Dr. Karavolias noted that, “as a physician, there are only so many patients I can get to and every day I need to prioritize the sicker patients and my patients with those normal labs sometimes can be left hanging. “Unfortunately, I hesitantly may set an expectation with patients that, ‘No news is good news’ because I may not have the bandwidth to call each and every one of them.
“Knowing that I have someone from my staff—whether it’s an MA or nurse—that can make that phone call and tell a patient their labs are normal improves the quality of care and patient satisfaction,” she added.
“From the very beginning, the unwavering support and leadership of our senior vice president and executive director, Mark Talamini, and our executive vice president and chief nursing officer, Maureen White, have been instrumental in advancing the … changes for our medical assistants,” said Candice Halinski, NP, RN, deputy chief nursing officer at Northwell Health. “Their dedication and commitment have been crucial in gaining the necessary support and endorsement for this initiative, ensuring that we continue to provide exceptional care to our patients.”
Clarify regulatory myths
“It was assumed for many years that in New York State, because medical assistants do not carry licensure, they were not permitted to act or serve in this capacity,” said Halinski. “In doing the research—not only for New York State, but for the practice act—through the AMA I found the ‘Debunking Regulatory Myths’ series.”
“One of the myths was on who can document in the EMR on behalf of the physician,” Halinski said.

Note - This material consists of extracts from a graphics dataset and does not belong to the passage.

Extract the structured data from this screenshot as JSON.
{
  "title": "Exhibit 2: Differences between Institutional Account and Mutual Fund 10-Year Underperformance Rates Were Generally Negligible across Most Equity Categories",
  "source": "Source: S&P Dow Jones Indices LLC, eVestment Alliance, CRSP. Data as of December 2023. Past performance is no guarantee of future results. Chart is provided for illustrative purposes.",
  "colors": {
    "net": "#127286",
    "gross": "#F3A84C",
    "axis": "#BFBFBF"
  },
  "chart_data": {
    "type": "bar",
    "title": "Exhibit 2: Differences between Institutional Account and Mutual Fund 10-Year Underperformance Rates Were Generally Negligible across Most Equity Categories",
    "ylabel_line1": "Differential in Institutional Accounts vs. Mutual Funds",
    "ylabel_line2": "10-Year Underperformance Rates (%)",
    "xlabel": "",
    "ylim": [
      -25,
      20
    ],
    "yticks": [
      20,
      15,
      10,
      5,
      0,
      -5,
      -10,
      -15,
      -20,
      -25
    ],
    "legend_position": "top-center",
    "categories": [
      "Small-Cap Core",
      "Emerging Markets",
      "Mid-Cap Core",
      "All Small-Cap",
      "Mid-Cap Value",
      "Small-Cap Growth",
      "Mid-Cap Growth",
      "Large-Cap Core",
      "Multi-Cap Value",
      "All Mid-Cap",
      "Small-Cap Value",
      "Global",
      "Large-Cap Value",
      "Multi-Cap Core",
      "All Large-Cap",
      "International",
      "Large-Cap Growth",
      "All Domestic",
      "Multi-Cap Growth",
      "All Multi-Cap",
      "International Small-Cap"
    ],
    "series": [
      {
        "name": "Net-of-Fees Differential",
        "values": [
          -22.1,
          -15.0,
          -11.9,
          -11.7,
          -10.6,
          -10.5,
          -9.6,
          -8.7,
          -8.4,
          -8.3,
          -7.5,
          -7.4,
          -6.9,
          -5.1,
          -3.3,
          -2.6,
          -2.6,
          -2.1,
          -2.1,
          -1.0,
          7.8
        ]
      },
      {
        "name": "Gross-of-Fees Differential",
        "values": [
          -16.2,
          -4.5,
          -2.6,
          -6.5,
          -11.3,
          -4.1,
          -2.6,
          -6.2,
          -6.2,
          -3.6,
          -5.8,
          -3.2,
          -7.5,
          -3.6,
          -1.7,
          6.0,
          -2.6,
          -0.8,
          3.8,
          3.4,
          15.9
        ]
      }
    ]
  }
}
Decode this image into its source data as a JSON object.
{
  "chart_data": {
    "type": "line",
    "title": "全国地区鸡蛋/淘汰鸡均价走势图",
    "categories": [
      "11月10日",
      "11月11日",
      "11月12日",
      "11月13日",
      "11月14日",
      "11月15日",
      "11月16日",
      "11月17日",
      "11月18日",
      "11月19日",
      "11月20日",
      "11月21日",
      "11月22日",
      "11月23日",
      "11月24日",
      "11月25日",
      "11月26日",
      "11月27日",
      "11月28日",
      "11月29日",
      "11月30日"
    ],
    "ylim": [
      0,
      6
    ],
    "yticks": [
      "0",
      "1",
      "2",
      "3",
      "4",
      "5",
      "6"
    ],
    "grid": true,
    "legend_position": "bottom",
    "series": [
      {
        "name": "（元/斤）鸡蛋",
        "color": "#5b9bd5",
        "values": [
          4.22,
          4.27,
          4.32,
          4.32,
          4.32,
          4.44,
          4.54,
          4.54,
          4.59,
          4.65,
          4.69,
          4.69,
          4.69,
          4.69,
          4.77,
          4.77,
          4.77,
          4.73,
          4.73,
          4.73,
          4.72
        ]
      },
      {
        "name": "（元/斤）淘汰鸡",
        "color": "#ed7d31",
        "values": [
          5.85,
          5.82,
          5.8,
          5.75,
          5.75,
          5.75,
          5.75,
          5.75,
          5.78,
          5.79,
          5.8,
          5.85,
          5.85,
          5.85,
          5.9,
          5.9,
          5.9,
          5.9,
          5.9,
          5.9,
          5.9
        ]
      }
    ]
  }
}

With those AMA reference materials at the ready, Halinski was able to point out that delegating test-results communication to other health professionals is permitted.
“That was huge for the project,” she added.
“The process was lengthy with extensive advocacy efforts,” Halinski said. That is why it was important to “engage in advocacy efforts to amend restrictive regulations and support more flexible task delegation.”
To do that, “begin at department or service line levels, leading to regional, organizational, local, state and national levels,” she advised. But remember to “start small. No mountain is insurmountable if we go one step at a time.”
Learn more with an AMA STEPS Forward® toolkit, the “Reducing Regulatory Burden Playbook,” about how to avoid overinterpreting the rules.
Embrace daily team huddles
“Every morning—at least at my clinical site—before we start the day, we go over who is supporting what physician and what their role is for the day,” Dr. Karavolias said. Then “we go over the patient schedule to understand what we can anticipate when the patient comes in.”
“That collaborative approach between all staff will be part of the patient’s experience, from the front desk all the way down to the physician,” she said.
“Always keep the focus on how teamwork can enhance patient care and outcomes,” Halinski said. “This concept should be the focus of each initiative. If we hold this one idea to be our true north, we will never steer wrong.”
Keep teams in the loop
“The other piece of it, because we’re so large and geographically spread out, is we rely on a lot of different communication platforms for teamwork,” Halinski said. “To put this message out, there were a lot of messaging components. There was a lot of going to different meetings and platforms to communicate out this message to make sure teams understood it.”
Success of this was dependent on that “consistent messaging so that what physicians or provider leadership was saying was the same thing that nursing leadership was saying and was the same thing that operational leadership was saying,” Dr. Karavolias said. It’s about “communicating the same message and standard of care across the board.”